To download a photo, you need to pick one and set the asset type: ‘analytic’ or ‘analytic_dn’(which is Planet old format), as well as the activation status needs to be “active”. Just have patience, it might take a few minutes (3 to 5 min).

# extract image IDs only
image_ids = [feature['id'] for feature in search_result.json()['features']]
print(image_ids)

# For demo purposes, just grab the first image ID
id0 = image_ids[0]
id0_url = 'https://api.planet.com/data/v1/item-types/{}/items/{}/assets'.format(item_type, id0)

# Returns JSON metadata for assets in this ID. Learn more: planet.com/docs/reference/data-api/items-assets/#asset
result = 
  requests.get(
    id0_url,
    auth=HTTPBasicAuth(PLANET_API_KEY, '')
  )

# List of asset types available for this particular satellite image
print(result.json().keys())

# This is "inactive" if the "analytic" asset has not yet been activated; otherwise 'active'
print(result.json()['analytic_dn']['status'])

Then activate it:

# activate the asset for download:
links = result.json()[u"analytic_dn"]["_links"]
self_link = links["_self"]
activation_link = links["activate"]

# Request activation of the 'analytic' asset:
activate_result = 
  requests.get(
    activation_link,
    auth=HTTPBasicAuth(PLANET_API_KEY, '')
  )

And while saying ‘Activating’ you can probe if ready with:

activation_status_result = 
  requests.get(
    self_link,
    auth=HTTPBasicAuth(PLANET_API_KEY, '')
  )

print(activation_status_result.json()["status"])

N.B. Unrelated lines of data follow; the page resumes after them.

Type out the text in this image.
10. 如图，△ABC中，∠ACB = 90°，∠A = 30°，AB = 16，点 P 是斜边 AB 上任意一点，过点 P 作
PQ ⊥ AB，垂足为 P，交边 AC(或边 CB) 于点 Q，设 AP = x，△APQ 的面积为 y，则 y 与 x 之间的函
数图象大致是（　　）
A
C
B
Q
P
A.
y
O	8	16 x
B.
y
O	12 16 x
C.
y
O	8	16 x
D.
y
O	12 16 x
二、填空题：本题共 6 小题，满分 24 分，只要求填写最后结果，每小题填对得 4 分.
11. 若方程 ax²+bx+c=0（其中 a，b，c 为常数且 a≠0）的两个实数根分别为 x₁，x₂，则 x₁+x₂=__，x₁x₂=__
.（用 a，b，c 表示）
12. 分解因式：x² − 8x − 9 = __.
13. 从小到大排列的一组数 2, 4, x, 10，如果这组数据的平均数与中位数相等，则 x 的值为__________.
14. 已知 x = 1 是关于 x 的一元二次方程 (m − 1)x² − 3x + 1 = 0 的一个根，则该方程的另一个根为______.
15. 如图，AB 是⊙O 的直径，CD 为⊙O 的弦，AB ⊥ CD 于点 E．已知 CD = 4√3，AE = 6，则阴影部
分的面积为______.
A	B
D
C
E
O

When ‘Active’, download it:

# Image can be downloaded by making a GET with your Planet API key, from here:
download_link = activation_status_result.json()["location"]
print(download_link)

And check your download folder. If you don’t have the right app to view a .tiff, don’t get alarmed if the image looks blank in your regular image viewer. Also make sure you have enough space on disc.

Please find the entire code here. All you’ll have to do is pick your own coordinates, instead of spending hours figuring the above.

Active data will be only from California, USA. You might find other active data (like for example Romania, though it will be available for areas bigger than 10K Square Kilometres which will turn an error message for exceeding your monthly download limit.